Peu de temps après, j’accouchai d’une petite fille que je nourris moi-même comme j’avais fait de mon fils. J’étais la plus heureuse des femmes, femme d’un gentleman honorable, instruit, estimé ; mère de deux charmants enfants, maîtresse d’excellents serviteurs qui m’aimaient et me respectaient, convive aimée de chaque société, possesseur d’une fortune princière, maîtresse entière de mes actions, mon bonheur m’effrayait pour une simple mortelle ; la roue de la fortune change tout cela.

Un soir de décembre, j’attendais mon mari qui était allé passer la soirée au dehors, et qui devait rentrer à pied s’il ne pleuvait pas. Tout à coup, une voiture s’arrêta à la porte et un violent coup de sonnette annonça un visiteur étranger.

Le valet s’empressa d’ouvrir.

Un domestique en livrée demanda si c’était bien ici la maison de Sir Edward H…, sur la réponse affirmative du valet, il le pria de venir l’aider à descendre son maître qui était dans un état alarmant.

J’entendis Jeffreys s’écrier, et je vis mon mari soutenu par les deux valets s’avancer pâle et chancelant. Je poussai un cri et m’évanouis ; quand je revins à moi, j’étais dans mon lit, entourée de ma mère et des domestiques en pleurs, un docteur était là.
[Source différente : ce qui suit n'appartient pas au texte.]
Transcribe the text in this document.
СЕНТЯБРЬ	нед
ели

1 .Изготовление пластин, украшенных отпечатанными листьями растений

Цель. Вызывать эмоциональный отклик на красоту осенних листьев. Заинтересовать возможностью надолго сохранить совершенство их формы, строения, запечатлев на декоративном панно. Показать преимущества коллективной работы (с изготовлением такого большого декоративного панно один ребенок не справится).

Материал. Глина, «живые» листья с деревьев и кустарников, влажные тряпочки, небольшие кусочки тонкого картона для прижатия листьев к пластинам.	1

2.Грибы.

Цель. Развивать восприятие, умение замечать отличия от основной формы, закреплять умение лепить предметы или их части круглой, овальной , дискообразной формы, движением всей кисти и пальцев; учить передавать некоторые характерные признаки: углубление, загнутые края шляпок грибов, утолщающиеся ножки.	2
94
— Où est mon mari ? m’écriai-je.

— Tranquillisez-vous, madame, Sir Edward n’est pas mort.

— Alors, je veux le voir.

— C’est impossible, madame, votre présence pourrait lui faire mal.

— Non, non, au contraire, je veux le voir.
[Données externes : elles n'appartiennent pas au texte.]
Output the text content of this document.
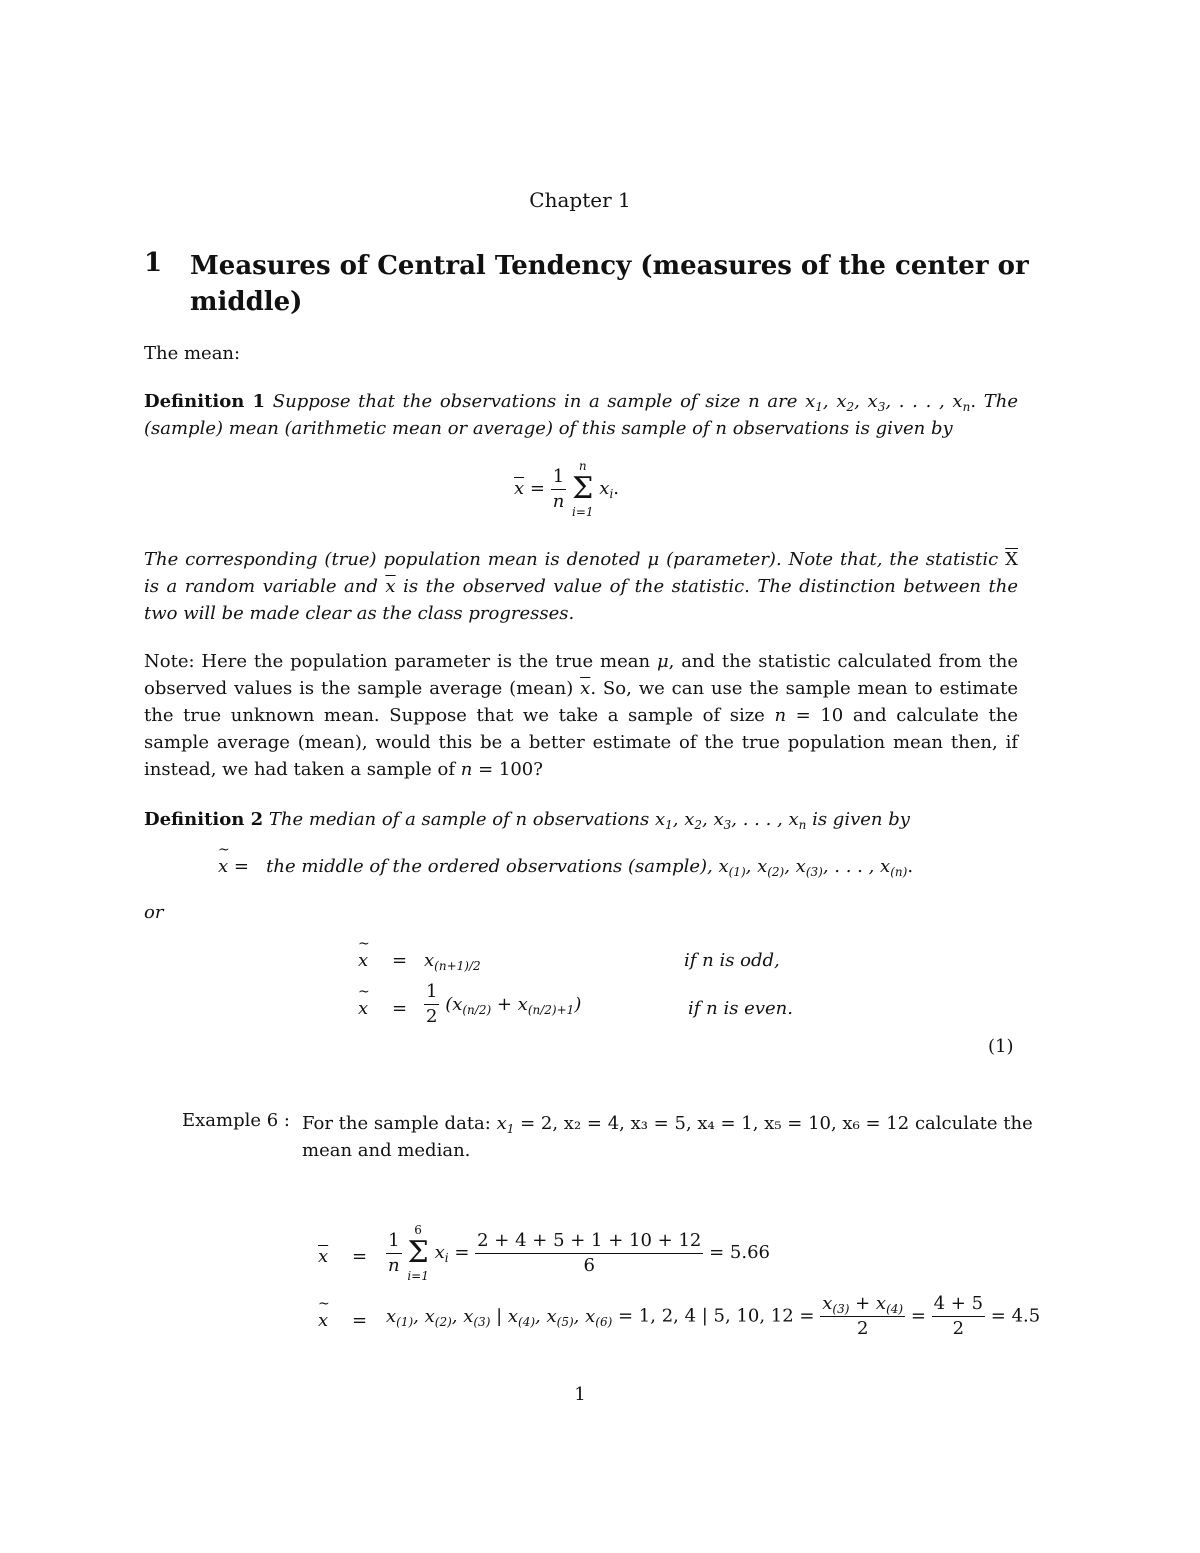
Chapter 1
1 Measures of Central Tendency (measures of the center or middle)
The mean:
Definition 1 Suppose that the observations in a sample of size n are $x_1$, $x_2$, $x_3$, . . . , $x_n$. The (sample) mean (arithmetic mean or average) of this sample of n observations is given by
$\overline{x} = \frac{1}{n}$
	n
Σ
i=1
$x_i$.
The corresponding (true) population mean is denoted μ (parameter). Note that, the statistic $\overline{X}$ is a random variable and $\overline{x}$ is the observed value of the statistic. The distinction between the two will be made clear as the class progresses.
Note: Here the population parameter is the true mean μ, and the statistic calculated from the observed values is the sample average (mean) $\overline{x}$. So, we can use the sample mean to estimate the true unknown mean. Suppose that we take a sample of size n = 10 and calculate the sample average (mean), would this be a better estimate of the true population mean then, if instead, we had taken a sample of n = 100?
Definition 2 The median of a sample of n observations $x_1$, $x_2$, $x_3$, . . . , $x_n$ is given by
~ x =   the middle of the ordered observations (sample), $x_{(1)}$, $x_{(2)}$, $x_{(3)}$, . . . , $x_{(n)}$.
or
~ $x = x_{(n+1)/2}$	if n is odd,
~ $x = \frac{1}{2} (x_{(n/2)} + x_{(n/2)+1})$	if n is even.
(1)
Example 6 : For the sample data: $x_1 = 2$, x₂ = 4, x₃ = 5, x₄ = 1, x₅ = 10, x₆ = 12 calculate the
mean and median.
$\overline{x} = \frac{1}{n}$
	6
Σ
i=1
$x_i = \frac{2 + 4 + 5 + 1 + 10 + 12}{6} = 5.66$
~ $x = x_{(1)}$, $x_{(2)}$, $x_{(3)}$ | $x_{(4)}$, $x_{(5)}$, $x_{(6)} = 1$, 2, 4 | 5, 10, $12 = \frac{x_{(3)} + x_{(4)}}{2} = \frac{4 + 5}{2} = 4.5$
1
Je priai tant que sur ma promesse d’être calme, je pus pénétrer dans l’appartement où était couché Sir Edward, assisté de deux chirurgiens.

En revenant, il avait été assailli par quelque rôdeur qui lui avait volé sa chaîne et sa montre après l’avoir blessé, un passant l’avait relevé, et, ayant trouvé sa carte, l’avait fait porter chez lui. Je m’établis sa garde-malade, et pendant cinq jours et cinq nuits, je ne le quittai pas, passant par des crises de désespoir et des accès de folle espérance ; le cinquième jour, il demanda à voir ses enfants ; il me les recommanda, posa une dernière fois ses yeux avec amour sur les miens, et expira dans mes bras.

Pendant six mois, je fus presque folle, je restai des heures entières assise au même endroit, croyant converser avec mon bien-aimé. On consulta les plus grands médecins qui ordonnèrent de me mener à la campagne. On me mena où j’avais passé mes premières années, et, peu à peu, je revins à la vie ; je recommençai à m’occuper de mes enfants, je pus pleurer. Je me rappelai combien mon cher mari m’avait recommandé ses enfants, je me reprochais de les avoir négligés, je résolus de leur dévouer ma vie, de ne jamais me remarier.

Je repris peu à peu ma santé et mes belles couleurs, en même temps je pris connaissance du testament de mon mari qui m’avait assuré une fortune, en me constituant exécutrice testamentaire.

Le temps qui aplanit tous les obstacles diminua mon chagrin ; je ne pleurai plus, mais le souvenir de mon mari n’était jamais absent de ma mémoire.

Pour me distraire, mes parents me proposèrent de faire un voyage. J’y étais disposée moi-même, car mes désirs qui, pour un temps, s’étaient apaisés, revenaient plus irritants que jamais ; le contact d’un homme me faisait tressaillir, la vue d’un homme dont j’avais joui me faisait défaillir. J’étais forcée cependant de m’abstenir, car mon mari n’était plus là pour me couvrir de sa protection. Je réglai mes affaires en Angleterre, et je partis pour la France ; j’avais avec moi Robert, Jeffreys, Thompson le cocher, Thomas le groom, Sophie et la bonne des enfants.

Je résolus de me fixer à Paris où, quand on a un peu de considération et de la fortune, personne ne s’occupe de vos affaires privées. À Paris, vous n’êtes pas comme à Londres sujet aux épigrammes de chaque journaliste, vous n’êtes pas exposé à la censure des femmes qui n’ont jamais eu l’occasion de perdre leur vertu ; à Paris, pourvu que vous soyez riche, vous jouissez d’une entière liberté ; les Parisiens sont le peuple le plus indulgent, ce qui fait que leur capitale est vraiment par excellence le Paradis des Femmes.